I am currently working on an app to convert documents (specifically Open Document Text, at least for now) to epub format. The problem I'm running into right now is this, I am using etree ElementTree to parse the xml files extracted from the .odt file, right now I'm working on the content.xml (the file with all the text), and I'm having a problem, I'm trying to get the tag (element.tag) and attribute (element.attrib).
Ok, now hopefully someone has been able to follow thus far, so I understand attrib is a dictionary, I try print(element.attrib.keys())
and it prints out this:dict_keys(['{urn:oasis:names:tc:opendocument:xmlns:text:1.0}style-name'])
If I do print(element.attrib)
it prints this:{'{urn:oasis:names:tc:opendocument:xmlns:text:1.0}style-name': 'T1'}
now it looks to me like the key is {urn:oasis:names:tc:opendocument:xmlns:text:1.0}style-name
and the value should be 'T1'However if I try print(element.attrib['{urn:oasis:names:tc:opendocument:xmlns:text:1.0}style-name'])
it fails, it says it's not a key.
For a little more info, this is the tag I'm trying to get the info from: <text:span text:style-name="T1"> and I've tried 'text' and 'text:style-name' as the keys for the attribute dictionary, and they both fail.

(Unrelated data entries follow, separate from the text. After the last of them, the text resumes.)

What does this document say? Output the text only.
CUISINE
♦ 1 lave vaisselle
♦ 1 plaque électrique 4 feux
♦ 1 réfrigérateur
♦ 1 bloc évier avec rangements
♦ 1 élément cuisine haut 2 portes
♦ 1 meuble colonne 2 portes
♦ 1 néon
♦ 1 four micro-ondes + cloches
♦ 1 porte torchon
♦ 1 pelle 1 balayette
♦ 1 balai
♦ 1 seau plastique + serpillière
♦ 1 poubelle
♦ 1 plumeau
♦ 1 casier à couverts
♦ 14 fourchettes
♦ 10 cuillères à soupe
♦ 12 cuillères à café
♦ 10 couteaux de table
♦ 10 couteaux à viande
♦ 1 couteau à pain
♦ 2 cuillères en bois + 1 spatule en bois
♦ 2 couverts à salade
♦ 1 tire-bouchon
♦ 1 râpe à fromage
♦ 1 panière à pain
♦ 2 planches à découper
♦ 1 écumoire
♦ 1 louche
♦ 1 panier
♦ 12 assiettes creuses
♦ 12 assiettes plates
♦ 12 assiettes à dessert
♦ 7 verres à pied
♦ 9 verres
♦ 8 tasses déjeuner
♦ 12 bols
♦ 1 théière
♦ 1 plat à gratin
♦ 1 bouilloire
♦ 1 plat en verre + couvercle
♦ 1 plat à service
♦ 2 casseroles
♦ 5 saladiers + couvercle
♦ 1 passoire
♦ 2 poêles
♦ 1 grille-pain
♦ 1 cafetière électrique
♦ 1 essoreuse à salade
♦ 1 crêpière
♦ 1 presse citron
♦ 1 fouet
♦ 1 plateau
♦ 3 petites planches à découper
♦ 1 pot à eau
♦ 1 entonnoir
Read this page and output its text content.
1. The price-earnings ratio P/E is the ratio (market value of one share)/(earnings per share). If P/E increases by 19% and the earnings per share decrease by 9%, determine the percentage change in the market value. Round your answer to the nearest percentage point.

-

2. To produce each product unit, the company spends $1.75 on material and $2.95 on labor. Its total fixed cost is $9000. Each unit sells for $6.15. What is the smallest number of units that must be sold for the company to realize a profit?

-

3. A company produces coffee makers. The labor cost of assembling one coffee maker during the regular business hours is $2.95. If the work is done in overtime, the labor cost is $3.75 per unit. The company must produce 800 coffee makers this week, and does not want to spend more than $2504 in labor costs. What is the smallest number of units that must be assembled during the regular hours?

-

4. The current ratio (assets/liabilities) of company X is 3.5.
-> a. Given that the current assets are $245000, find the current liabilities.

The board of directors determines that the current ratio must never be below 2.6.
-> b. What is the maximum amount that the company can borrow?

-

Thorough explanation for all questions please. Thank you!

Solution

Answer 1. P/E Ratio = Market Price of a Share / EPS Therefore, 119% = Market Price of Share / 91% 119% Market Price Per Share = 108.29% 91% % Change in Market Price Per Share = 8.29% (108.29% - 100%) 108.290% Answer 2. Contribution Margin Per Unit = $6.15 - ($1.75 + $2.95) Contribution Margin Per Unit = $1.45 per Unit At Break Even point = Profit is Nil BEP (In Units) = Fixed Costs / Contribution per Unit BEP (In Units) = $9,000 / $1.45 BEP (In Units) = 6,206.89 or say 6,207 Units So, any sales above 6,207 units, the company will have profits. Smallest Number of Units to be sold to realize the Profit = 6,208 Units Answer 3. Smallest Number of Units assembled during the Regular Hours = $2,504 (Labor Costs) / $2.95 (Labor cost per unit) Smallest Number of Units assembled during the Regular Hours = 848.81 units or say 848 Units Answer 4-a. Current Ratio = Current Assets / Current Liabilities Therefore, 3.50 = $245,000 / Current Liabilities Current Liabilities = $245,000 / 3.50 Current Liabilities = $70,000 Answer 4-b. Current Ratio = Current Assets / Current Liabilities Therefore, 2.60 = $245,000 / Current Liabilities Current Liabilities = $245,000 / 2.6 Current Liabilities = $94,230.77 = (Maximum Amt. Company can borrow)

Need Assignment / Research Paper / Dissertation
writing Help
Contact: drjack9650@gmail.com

I also noticed the first tag is this:
<office:document-content xmlns:office="urn:oasis:names:tc:opendocument:xmlns:office:1.0" xmlns:style="urn:oasis:names:tc:opendocument:xmlns:style:1.0" xmlns:text="urn:oasis:names:tc:opendocument:xmlns:text:1.0"... and it goes on.
You'll notice it has xmlns:text="urn:oasis:names:tc:opendocument:xmlns:text:1.0", now I believe this is a namespace??? I'm not sure, but I think it's defining text as that long string, I'm not exactly an xml expert, but I've been trying to digest this xml for a while. Any help is greatly appreciated, I hope my question hasn't been to confusing.
To clarify, what I need is a way to get the attribute, that way I can get the style-name and convert it to class for the html in the epub, I know that the attributes are a dictionary, but I can't find the key... :[